During the off season in Malaysia, Suresh have featured as a professional player for Mulgrave Cricket Club in the eastern suburbs of Melbourne, Victoria.

Suresh Navaratnam is the highest capped player for Malaysia and he has scored more runs and took more wickets than anyone in representative matches for Malaysia. He then continued to represent the country in the World Cricket League & Asian Cricket Council tournaments from 2009 - 2014.

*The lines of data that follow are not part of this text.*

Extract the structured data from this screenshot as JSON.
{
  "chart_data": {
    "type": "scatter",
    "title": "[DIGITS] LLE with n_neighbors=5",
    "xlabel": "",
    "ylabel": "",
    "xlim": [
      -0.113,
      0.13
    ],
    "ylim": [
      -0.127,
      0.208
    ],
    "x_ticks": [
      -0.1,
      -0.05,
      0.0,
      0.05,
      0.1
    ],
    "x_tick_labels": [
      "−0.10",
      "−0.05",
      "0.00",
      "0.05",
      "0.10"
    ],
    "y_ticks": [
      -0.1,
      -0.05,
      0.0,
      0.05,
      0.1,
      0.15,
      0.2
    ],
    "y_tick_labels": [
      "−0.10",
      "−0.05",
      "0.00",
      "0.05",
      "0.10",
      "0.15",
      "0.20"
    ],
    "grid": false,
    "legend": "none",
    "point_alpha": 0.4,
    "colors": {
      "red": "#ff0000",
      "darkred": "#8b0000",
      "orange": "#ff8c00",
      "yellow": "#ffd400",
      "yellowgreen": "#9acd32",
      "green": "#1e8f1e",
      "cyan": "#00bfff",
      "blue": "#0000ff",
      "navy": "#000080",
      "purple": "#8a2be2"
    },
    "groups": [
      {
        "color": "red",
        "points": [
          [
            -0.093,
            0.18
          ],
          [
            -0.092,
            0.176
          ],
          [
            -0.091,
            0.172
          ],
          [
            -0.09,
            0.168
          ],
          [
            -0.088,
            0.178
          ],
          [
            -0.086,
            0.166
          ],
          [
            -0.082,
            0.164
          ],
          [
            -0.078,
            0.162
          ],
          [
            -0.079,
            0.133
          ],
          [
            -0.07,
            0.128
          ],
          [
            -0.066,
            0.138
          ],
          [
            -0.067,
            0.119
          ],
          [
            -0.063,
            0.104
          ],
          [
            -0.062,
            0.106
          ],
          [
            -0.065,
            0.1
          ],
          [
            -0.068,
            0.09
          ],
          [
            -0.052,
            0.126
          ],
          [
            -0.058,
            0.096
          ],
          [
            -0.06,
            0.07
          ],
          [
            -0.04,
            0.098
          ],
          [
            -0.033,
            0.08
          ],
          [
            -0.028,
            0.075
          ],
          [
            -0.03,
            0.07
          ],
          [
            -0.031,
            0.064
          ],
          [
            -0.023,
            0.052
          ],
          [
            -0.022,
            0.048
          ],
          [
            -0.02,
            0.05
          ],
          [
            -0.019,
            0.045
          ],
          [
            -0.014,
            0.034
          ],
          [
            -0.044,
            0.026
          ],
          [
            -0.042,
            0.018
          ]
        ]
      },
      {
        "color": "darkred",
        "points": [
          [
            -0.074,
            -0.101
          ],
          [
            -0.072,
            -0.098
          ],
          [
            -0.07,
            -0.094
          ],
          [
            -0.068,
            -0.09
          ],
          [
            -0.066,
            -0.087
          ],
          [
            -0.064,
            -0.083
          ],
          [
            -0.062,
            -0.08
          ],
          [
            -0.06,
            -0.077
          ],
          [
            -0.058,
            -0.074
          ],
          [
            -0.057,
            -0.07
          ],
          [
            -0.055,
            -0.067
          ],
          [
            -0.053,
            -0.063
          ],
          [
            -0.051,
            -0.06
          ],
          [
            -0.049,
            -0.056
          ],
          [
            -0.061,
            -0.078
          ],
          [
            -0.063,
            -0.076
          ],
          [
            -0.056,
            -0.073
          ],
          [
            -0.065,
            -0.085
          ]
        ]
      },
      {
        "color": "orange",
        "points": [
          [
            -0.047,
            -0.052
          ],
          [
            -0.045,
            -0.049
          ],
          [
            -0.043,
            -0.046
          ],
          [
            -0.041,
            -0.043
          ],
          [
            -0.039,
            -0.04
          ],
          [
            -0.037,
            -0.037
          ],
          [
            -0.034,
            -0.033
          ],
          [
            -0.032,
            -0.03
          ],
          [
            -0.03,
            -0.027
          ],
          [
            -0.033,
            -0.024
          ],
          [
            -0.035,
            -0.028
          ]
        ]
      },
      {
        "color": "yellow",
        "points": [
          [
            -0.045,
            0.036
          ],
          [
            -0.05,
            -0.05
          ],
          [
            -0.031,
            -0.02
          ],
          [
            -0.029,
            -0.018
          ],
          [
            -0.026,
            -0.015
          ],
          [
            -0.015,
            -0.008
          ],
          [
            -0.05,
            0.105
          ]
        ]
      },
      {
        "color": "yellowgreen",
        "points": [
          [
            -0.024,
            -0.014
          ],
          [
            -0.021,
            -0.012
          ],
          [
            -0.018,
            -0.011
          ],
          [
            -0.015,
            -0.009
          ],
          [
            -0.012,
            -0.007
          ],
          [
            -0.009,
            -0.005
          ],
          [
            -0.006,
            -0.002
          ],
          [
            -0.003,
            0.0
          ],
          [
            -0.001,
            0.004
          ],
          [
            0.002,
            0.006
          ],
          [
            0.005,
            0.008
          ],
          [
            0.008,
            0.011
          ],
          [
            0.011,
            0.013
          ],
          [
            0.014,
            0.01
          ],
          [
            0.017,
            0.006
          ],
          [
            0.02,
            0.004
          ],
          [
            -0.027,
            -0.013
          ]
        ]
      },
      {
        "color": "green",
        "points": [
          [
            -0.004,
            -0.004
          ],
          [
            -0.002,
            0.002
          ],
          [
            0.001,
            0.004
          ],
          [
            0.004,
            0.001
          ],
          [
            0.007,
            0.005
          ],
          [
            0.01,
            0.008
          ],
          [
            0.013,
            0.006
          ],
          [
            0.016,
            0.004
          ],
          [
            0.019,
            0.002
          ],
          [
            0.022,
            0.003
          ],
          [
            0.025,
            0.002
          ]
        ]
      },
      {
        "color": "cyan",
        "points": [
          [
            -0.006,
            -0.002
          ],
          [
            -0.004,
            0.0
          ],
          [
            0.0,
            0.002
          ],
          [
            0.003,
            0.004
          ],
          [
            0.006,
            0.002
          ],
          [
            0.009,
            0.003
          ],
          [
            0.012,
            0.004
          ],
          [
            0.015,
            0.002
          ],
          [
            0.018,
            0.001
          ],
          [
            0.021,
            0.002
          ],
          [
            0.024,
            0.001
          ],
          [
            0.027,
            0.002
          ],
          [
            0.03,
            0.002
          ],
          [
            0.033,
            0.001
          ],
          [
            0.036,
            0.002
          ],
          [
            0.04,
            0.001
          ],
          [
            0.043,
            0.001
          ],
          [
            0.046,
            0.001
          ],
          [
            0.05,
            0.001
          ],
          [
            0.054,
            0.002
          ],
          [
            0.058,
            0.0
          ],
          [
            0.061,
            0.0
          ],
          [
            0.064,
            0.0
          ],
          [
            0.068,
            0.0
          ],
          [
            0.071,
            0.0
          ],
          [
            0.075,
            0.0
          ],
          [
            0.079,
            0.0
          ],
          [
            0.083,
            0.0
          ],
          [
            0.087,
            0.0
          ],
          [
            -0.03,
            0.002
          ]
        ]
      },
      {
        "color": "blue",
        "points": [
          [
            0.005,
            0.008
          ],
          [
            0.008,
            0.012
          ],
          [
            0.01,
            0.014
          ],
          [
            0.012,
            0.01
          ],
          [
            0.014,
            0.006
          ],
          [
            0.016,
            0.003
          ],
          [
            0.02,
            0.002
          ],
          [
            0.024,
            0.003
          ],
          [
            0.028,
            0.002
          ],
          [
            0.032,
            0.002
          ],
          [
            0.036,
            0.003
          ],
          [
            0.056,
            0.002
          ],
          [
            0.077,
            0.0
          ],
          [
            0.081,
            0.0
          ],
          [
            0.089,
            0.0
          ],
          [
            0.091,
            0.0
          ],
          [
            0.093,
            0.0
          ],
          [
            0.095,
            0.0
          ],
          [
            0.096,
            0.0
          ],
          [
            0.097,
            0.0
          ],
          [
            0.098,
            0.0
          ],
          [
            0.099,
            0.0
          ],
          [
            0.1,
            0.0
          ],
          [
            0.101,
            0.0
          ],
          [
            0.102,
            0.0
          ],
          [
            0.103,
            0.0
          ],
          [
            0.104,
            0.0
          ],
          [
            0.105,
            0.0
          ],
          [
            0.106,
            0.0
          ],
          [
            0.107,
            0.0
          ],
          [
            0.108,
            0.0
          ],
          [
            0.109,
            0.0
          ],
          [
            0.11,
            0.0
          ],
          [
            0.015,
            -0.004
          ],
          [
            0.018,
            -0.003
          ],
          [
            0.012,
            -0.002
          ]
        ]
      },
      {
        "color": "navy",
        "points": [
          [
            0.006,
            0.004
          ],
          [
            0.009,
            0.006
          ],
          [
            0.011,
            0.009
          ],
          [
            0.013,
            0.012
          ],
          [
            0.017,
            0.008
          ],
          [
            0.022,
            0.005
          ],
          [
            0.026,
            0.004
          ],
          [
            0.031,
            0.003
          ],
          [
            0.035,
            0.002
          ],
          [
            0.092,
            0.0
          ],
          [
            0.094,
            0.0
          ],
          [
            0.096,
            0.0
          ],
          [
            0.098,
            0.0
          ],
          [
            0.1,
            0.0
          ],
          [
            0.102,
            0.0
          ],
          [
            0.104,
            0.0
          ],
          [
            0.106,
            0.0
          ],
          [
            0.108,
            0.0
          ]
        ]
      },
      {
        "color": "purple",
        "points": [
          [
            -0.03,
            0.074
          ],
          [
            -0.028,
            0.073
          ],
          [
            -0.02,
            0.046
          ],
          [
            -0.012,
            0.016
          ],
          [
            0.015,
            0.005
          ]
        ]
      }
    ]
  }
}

In 2014 upon the completion of World Cricket League division 3 in Kuala Lumpur, Suresh finally bid farewell to international cricket and is to be said being involve in various development programs to help the growth of the game in Malaysia.

==Statistics==
By the end of 2006, Navaratnam had played more than 100 matches for the national team, scoring more runs and taking more wickets than any other player for Malaysia. In 25 two-innings matches, he had scored 918 runs at an average of 22.39 and took 83 wickets at an average of 21.91. In 94 limited overs matches he had scored 2,444 runs at an average of 35.94 and taken 141 wickets at an average of 17.61.